The exact recirculation mechanism may differ between different targets and architectures. Even then, most of the time I’d assume that recirculated packets will be intermixed with the regular traffic in one way or the other, but would not recommend assuming any specific order or priority for example. Remember that most systems, even the not the most high-performant ones typically tend to process multiple packets at the same time.
The exact time it takes to recirculate a packet is also highly target dependent, but usually it is pretty short compared to the time it takes to process the packet.
Happy hacking,
Vladimir
Hi Valdimir,
- I am working on a project which selectively recirculates a packet based on some condition used for congestion identification. In these cases, it is important to get a fine-grained model of when the recirculated packet will be processed again. Unfortunately, I can not discuss the whole algorithm here. Here the goal is, can we achieve overall performance improvement at the expense of selective recirculation.2) Now assume, the packet forwarding logic is dependent on the congestion information carried by the recirculated packet. In this case, if the recirculated packet is not processed with the highest priority the normal data packers will use the old path. Which can lead to more congestion.
Robin
Hello Robin,
What you want to do is quite standard nowadays, but, indeed, this is just a bandaid. In order to implement really efficient and effective AQM algorithms we have to wait for the new generation of the hardware.
The concerns you cite are totally real and legitimate, but the answers to them are are highly architecture- and target-dependent (and also come with lots of caveats), so I highly doubt you can have a meaningful general discussion on that topic, except that note a couple of completely obvious, commonsense things:
- Modern high-speed hardware pipelines are long and usually process a lot of packets simultaneously. That means that no matter how quickly you can recirculate your information, there will be a certain number of packets in front of you
- Most sane pipelines do not allow packets to freely jump ahead of the others (in fact, that might be a part of the definition of what a pipeline is)

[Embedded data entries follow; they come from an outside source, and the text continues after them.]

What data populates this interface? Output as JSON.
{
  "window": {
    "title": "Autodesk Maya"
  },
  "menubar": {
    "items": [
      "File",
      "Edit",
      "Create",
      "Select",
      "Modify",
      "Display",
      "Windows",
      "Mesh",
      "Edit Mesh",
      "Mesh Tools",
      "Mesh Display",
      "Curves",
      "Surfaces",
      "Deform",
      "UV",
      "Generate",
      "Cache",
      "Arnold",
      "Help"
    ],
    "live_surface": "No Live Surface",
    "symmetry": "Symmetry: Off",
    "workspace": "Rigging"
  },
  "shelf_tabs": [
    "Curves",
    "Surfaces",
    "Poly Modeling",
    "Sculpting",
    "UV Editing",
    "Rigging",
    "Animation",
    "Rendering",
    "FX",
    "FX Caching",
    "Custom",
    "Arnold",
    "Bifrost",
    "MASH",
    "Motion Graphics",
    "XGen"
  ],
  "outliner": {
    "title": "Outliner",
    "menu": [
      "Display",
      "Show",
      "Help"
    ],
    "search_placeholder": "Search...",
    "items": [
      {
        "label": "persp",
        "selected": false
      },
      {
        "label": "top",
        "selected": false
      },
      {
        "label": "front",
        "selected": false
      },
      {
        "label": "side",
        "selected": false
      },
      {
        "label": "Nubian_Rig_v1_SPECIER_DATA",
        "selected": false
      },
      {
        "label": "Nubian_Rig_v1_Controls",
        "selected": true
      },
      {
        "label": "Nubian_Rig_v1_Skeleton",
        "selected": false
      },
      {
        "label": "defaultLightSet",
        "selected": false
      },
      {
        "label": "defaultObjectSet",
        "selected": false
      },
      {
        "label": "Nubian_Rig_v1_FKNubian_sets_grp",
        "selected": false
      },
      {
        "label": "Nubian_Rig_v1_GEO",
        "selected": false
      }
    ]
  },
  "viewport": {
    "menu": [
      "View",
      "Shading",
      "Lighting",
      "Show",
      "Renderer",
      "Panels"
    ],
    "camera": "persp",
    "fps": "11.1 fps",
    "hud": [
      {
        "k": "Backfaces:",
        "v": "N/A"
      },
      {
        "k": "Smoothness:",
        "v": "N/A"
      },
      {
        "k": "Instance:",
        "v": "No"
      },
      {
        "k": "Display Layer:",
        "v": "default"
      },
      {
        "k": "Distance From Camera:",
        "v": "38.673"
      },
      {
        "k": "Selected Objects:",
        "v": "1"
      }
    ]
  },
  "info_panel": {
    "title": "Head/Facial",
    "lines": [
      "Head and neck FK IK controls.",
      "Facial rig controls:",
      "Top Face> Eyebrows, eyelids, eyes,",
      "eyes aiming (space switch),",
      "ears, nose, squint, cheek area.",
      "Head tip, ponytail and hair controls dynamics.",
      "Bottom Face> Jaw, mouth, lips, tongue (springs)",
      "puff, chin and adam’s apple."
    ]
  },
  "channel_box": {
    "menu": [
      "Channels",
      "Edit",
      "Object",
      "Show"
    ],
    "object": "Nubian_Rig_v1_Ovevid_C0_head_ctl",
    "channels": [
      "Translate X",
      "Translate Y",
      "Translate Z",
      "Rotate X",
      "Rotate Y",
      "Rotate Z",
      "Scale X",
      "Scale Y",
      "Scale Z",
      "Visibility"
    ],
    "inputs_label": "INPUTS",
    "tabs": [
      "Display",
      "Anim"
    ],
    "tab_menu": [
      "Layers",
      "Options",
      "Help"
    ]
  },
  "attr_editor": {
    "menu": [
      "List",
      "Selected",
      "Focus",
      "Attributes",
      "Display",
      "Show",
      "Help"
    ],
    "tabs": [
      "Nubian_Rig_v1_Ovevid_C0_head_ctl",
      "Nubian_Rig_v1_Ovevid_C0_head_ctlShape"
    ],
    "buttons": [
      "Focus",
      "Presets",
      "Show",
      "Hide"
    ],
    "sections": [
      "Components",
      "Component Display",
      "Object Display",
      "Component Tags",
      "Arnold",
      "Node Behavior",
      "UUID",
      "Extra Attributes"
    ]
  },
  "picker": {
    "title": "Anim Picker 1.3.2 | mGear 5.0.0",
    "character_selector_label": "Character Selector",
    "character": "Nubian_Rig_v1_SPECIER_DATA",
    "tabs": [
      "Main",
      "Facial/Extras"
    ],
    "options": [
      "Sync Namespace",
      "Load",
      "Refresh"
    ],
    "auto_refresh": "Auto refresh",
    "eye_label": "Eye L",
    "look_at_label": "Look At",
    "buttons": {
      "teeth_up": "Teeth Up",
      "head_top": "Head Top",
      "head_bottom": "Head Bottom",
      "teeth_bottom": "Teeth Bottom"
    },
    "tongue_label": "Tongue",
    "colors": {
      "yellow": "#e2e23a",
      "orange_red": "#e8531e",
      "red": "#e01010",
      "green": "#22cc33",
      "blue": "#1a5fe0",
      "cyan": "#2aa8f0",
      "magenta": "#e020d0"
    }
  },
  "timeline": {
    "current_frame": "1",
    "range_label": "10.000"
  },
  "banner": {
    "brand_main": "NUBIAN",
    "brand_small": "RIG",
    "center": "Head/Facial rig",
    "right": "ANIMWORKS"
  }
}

- You might also notice that the queueing information typically available to a given packet more commonly reflects the state of a specific queue only and thus might or might not be that useful to the packets that are ahead of it
- Most modern implementations use out-of-band (sideband) signaling for standard flow control mechanisms, such as PFC, pause, etc. precisely for that reason.
Happy hacking,
Vladimir
Hi Vladimir,
Thanks for summarizing the relevant issues.
Best regards,
Robin
I do not think that is a universally accepted definition of what a pipeline is. Instruction execution units in high performance CPUs often allow instructions to be executed out of order, and yet are still typically called “pipelines”. See for example Pipeline (computing) - Wikipedia
I am aware of some programmable network processors and NICs that explicitly allow packets to finish processing in a different order than they began processing, e.g. packet #1 could arrive and begin processing, then packet #2 arrives and begins processing in parallel with the processing of packet #1. Packet #2 can finish processing and go out before packet #1 finishes processing and goes out. This can be useful to achieve higher packet processing throughput in situations where there are large off-chip tables in DRAM, for example, with an on-chip SRAM cache, and packet #1 experiences a cache miss, but packet #2 gets a cache hit. Out of order finishing enables packet #2 to continue processing without being forced to wait for packet #1’s cache miss latency to occur.
In the systems I have seen where this is possible, there is often some control over which packets are allowed to jump ahead of others, e.g. a hash of some header fields is calculated, and if two packets have the same hash value, then the system does not allow them to be reordered in this way.